10. Do not have bedroom temperatures too low or high. Both can create dampness or condensation.

11. Hang dry-cleaned clothes in a well ventilated area without their covers before putting them away.

12. Make sure your stairs are well lit to avoid falls. Remember the lighting in your home makes a big difference to how it looks and feels. Avoid harsh overhead lights and choose atmospheric ones instead.

13. Find suitable storage solutions. If you have completed the decluttering process, you may need somewhere to neatly store the items that you have decided to keep. If your cupboards are full, invest in pretty boxes and baskets that will look well on open shelving and can be used to keep all sorts of things. Do not allow magazines and newspapers (we will make an exception for the Galway Advertiser! ) to accumulate and avoid having too many ornaments on display as they are dust collectors.

14. Get kitchen and heating appliances checked regularly. Gas, oil, coal, and wood are fuel sources that are used in household appliances, including boilers, gas fires, central heating systems, water heaters, cookers, and open fires. If the fuel in these appliances does not burn fully, carbon monoxide (CO ) gas is produced, according to the HSE.

"Household appliances, such as cooking and heating devices, that are incorrectly installed and badly maintained are the main causes of accidental exposure to carbon monoxide. Provided that these appliances are correctly fitted, used safely, and well maintained, they should produce very little CO gas. Damaged appliances, or those that are not serviced regularly, often produce higher levels than normal and become dangerous.

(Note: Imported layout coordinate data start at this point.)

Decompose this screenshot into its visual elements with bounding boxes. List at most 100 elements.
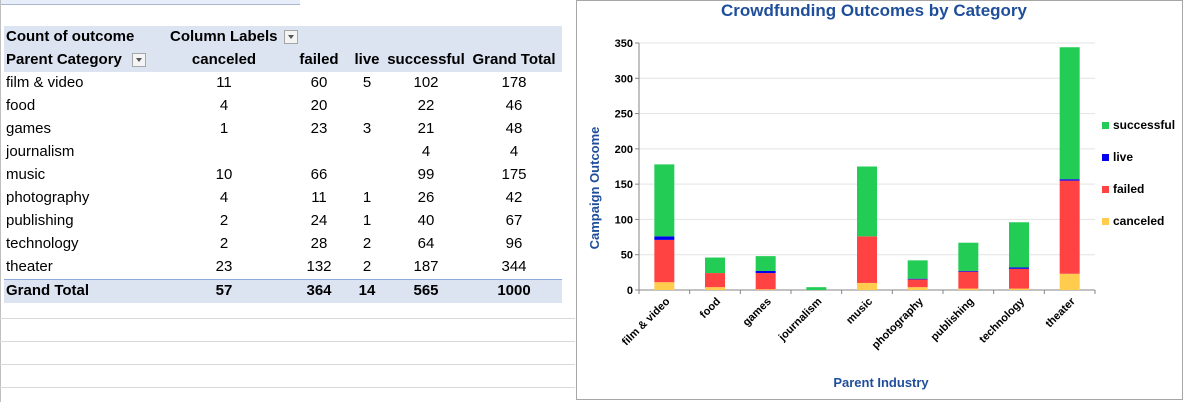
- stacked-bar-chart[interactable]: Crowdfunding Outcomes by Category 0 50 100…: [577, 1, 1182, 399]
- bar-segment-failed[interactable]: [755, 273, 776, 290]
- x-axis-label: Parent Industry: [833, 375, 929, 390]
- cell-canceled: 11: [216, 74, 232, 91]
- bar-segment-canceled[interactable]: [755, 289, 776, 290]
- col-header-failed: failed: [299, 51, 339, 68]
- col-header-successful: successful: [387, 51, 465, 68]
- cell-canceled: 10: [215, 166, 233, 183]
- row-category-label: theater: [6, 258, 53, 275]
- bar-segment-canceled[interactable]: [705, 287, 725, 290]
- cell-failed: 60: [310, 74, 328, 91]
- row-category-label: photography: [6, 189, 90, 206]
- selected-range-strip: [0, 0, 300, 5]
- row-category-label: music: [6, 166, 46, 183]
- sheet-gridline: [0, 341, 575, 342]
- sheet-left-border: [0, 0, 1, 402]
- bar-segment-failed[interactable]: [705, 273, 725, 288]
- cell-successful: 21: [417, 120, 435, 137]
- x-tick-label: music: [844, 296, 875, 327]
- bar-segment-canceled[interactable]: [654, 282, 675, 290]
- bar-segment-failed[interactable]: [958, 271, 979, 289]
- y-axis-label: Campaign Outcome: [587, 127, 602, 250]
- cell-total: 67: [505, 212, 523, 229]
- bar-segment-successful[interactable]: [958, 242, 979, 271]
- grand-total-successful: 565: [413, 282, 439, 299]
- sheet-gridline: [0, 387, 575, 388]
- bar-segment-canceled[interactable]: [1009, 288, 1029, 290]
- cell-failed: 132: [306, 258, 332, 275]
- legend-swatch-failed: [1102, 186, 1109, 193]
- y-tick-label: 250: [615, 109, 633, 121]
- bar-segment-successful[interactable]: [907, 260, 928, 279]
- cell-total: 4: [509, 143, 519, 160]
- row-category-label: technology: [6, 235, 79, 252]
- bar-segment-live[interactable]: [958, 270, 979, 272]
- cell-successful: 64: [417, 235, 435, 252]
- chart-legend[interactable]: successful live failed canceled: [1102, 118, 1175, 228]
- cell-successful: 102: [413, 74, 439, 91]
- bar-segment-successful[interactable]: [705, 257, 725, 274]
- cell-live: 1: [362, 212, 372, 229]
- y-tick-label: 150: [615, 179, 633, 191]
- bar-segment-successful[interactable]: [806, 287, 827, 290]
- legend-swatch-successful: [1102, 122, 1109, 129]
- chart-title: Crowdfunding Outcomes by Category: [721, 1, 1028, 20]
- x-tick-label: photography: [870, 295, 927, 352]
- y-tick-label: 0: [627, 285, 633, 297]
- bar-segment-failed[interactable]: [1009, 268, 1029, 289]
- cell-failed: 23: [310, 120, 328, 137]
- bar-segment-live[interactable]: [1059, 179, 1080, 181]
- bar-segment-failed[interactable]: [857, 236, 877, 283]
- y-tick-label: 350: [615, 38, 633, 50]
- cell-successful: 40: [417, 212, 435, 229]
- grand-total-label: Grand Total: [6, 282, 90, 299]
- parent-category-filter-button[interactable]: [132, 53, 146, 67]
- column-labels-filter-button[interactable]: [284, 30, 298, 44]
- cell-total: 42: [505, 189, 523, 206]
- cell-canceled: 1: [219, 120, 229, 137]
- bar-segment-successful[interactable]: [1059, 47, 1080, 180]
- bar-segment-live[interactable]: [755, 270, 776, 274]
- x-tick-label: film & video: [620, 295, 673, 348]
- col-header-live: live: [354, 51, 380, 68]
- cell-total: 46: [505, 97, 523, 114]
- bar-segment-successful[interactable]: [654, 164, 675, 237]
- bar-segment-canceled[interactable]: [857, 282, 877, 290]
- cell-successful: 4: [421, 143, 431, 160]
- bar-segment-canceled[interactable]: [907, 287, 928, 290]
- pivot-row: film & video 11 60 5 102 178: [4, 72, 562, 95]
- x-tick-label: technology: [977, 295, 1028, 346]
- bar-segment-canceled[interactable]: [1059, 273, 1080, 290]
- cell-canceled: 23: [215, 258, 233, 275]
- bar-segment-live[interactable]: [907, 278, 928, 280]
- cell-live: 2: [362, 235, 372, 252]
- row-category-label: publishing: [6, 212, 74, 229]
- cell-successful: 187: [413, 258, 439, 275]
- cell-failed: 28: [310, 235, 328, 252]
- pivot-row: music 10 66 99 175: [4, 164, 562, 187]
- cell-failed: 66: [310, 166, 328, 183]
- bar-segment-failed[interactable]: [654, 239, 675, 283]
- x-tick-label: games: [741, 296, 774, 329]
- cell-canceled: 2: [219, 235, 229, 252]
- sheet-gridline: [0, 318, 575, 319]
- pivot-row: food 4 20 22 46: [4, 95, 562, 118]
- legend-label-failed: failed: [1113, 182, 1144, 196]
- bar-segment-canceled[interactable]: [958, 288, 979, 290]
- chart-panel[interactable]: Crowdfunding Outcomes by Category 0 50 100…: [576, 0, 1183, 400]
- legend-label-successful: successful: [1113, 118, 1175, 132]
- grand-total-live: 14: [358, 282, 376, 299]
- cell-live: 1: [362, 189, 372, 206]
- bar-segment-failed[interactable]: [907, 279, 928, 288]
- bar-segment-live[interactable]: [1009, 267, 1029, 269]
- parent-category-header: Parent Category: [6, 51, 122, 68]
- bar-segment-live[interactable]: [654, 236, 675, 240]
- x-tick-label: theater: [1043, 295, 1078, 330]
- legend-label-canceled: canceled: [1113, 214, 1164, 228]
- bar-segment-successful[interactable]: [1009, 222, 1029, 268]
- y-tick-label: 100: [615, 214, 633, 226]
- grand-total-failed: 364: [306, 282, 332, 299]
- bar-segment-failed[interactable]: [1059, 180, 1080, 274]
- bar-segment-successful[interactable]: [755, 256, 776, 271]
- row-category-label: journalism: [6, 143, 75, 160]
- bar-segment-successful[interactable]: [857, 166, 877, 237]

Blocked flues and chimneys are another potential cause of carbon monoxide poisoning because they can stop CO gas escaping, allowing it to build up to dangerous levels in a room. Burning fuel in an enclosed or unventilated space, where there are no air vents, windows, or doors left open or ajar, increases the risk of CO poisoning, for example, a car engine that is left running inside a garage, or a faulty heating boiler in a poorly ventilated kitchen.

15. Keep your home pest-free. Seal cracks and holes on the outside of your house including entry points for utilities and pipes. It is also a good idea to keep tree branches and shrubbery well trimmed and away from the house because these can provide shelter for pests. Equally, remove sources of food and water. Ensure that basements and attics are well ventilated and dry. Remember to keep refuse in sealed containers and dispose of it regularly.